A pandemia e o país sob o signo da vilania

A semana abre com um panorama ainda mais sombrio que a anterior. De um lado o recrudescimento da Covid 19, deixando um rastro avassalador de morte pela Europa e Estados Unidos. De outro, a projeção de uma depressão econômica global de proporções inimagináveis, que deverá condenar ao mesmo fim as camadas mais vulneráveis da população mundo afora.  

Segundo estimativas da ONU, em boletim divulgado nesta segunda-feira, o bloco dos países emergentes de fato sofrerá um impacto colossal, com o Brasil despontando como um dos mais afetados, por conta da queda no comércio exterior, quebra no preço de commodities e fuga de capital. Pelo documento o pacote para resgate inicial do bloco não sairá por menos de 2,5 trilhões de dólares – algo próximo ao dobro do PIB brasileiro   

No plano nacional, já há sinais de movimento em desespero pela falta de dinheiro e alimento nas comunidades mais carentes aprofundada pelo isolamento, notadamente no Sudeste, que concentra a maior fatia desses aglomerados, como destaca a Folha de domingo. Na rede hospitalar, mesmo com a espiral da contaminação ainda em formação, a demanda por leitos de UTI já se insinua explosiva. Em função disso, a corrida nesse pela construção de hospitais de campanha a toque de caixa.

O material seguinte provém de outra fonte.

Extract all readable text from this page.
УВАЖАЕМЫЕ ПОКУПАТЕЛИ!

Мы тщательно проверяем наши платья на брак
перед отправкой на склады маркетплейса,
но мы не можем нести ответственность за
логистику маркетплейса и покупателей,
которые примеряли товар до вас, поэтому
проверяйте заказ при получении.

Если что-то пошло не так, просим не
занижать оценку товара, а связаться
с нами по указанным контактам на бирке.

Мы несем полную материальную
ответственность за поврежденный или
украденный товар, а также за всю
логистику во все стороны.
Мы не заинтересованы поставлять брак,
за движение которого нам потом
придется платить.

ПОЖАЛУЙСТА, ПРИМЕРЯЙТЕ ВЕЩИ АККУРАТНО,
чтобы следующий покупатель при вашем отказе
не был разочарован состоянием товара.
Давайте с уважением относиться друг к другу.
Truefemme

Em outra ponta segmentos contrários à política de isolamento pressionam pela retomada da economia já. A principal ameaça do momento vem dos magnatas do setor varejista, que sinalizam com a demissão de um terço de seus 1.8 milhão de empregados. O tambor do varejo vem coadjuvado pelas buzinas das hordas bolsonaristas, que saem às ruas em seus carros para defender que seus empregados sigam para o trabalho de peito aberto contra a pandemia – em sintonia com peça publicitária do governo federal sob o slogan “O Brasil Não Pode Parar”, cuja veiculação afinal acabou proibida pela justiça federal do Rio.  

Todo esse desatino em torno da necessidade emergencial de preservar vidas e a retomada da atividade econômica leva a chancela do (des)governo do capitão Messias Bolsonaro. Ninguém em sã consciência ignora os efeitos colaterais de uma paralisação prolongada. Nem tampouco desconsidera a catástrofe que adviria com a falta de medidas de restrição.

Mas não estamos falando de alguém de mente sã. Por desígnios insondáveis coube ao país a infelicidade de viver um dos momentos aterradores da humanidade sob o signo da ignorância e da vilania. Assim o país está condenado a dois martírios: o temor pela pandemia e o descontrole causado pelos delírios autoritários do capitão presidente.

No sábado seu ministro da saúde, Luiz Mandetta, em pronunciamento de mais de duas horas, falou da necessidade de se manter a quarentena de acordo com o estabelecido, negando qualquer possibilidade de isolamento seletivo ou vertical. E lembrou que a retomada da atividade econômica só deverá ser feita mediante critérios técnicos previamente estabelecidos. Isso depois de uma reunião pela manhã no Planalto, em que traçou, para o presidente e parte do seu ministério, cenários sinistros resultantes de eventual descontrole da doença.  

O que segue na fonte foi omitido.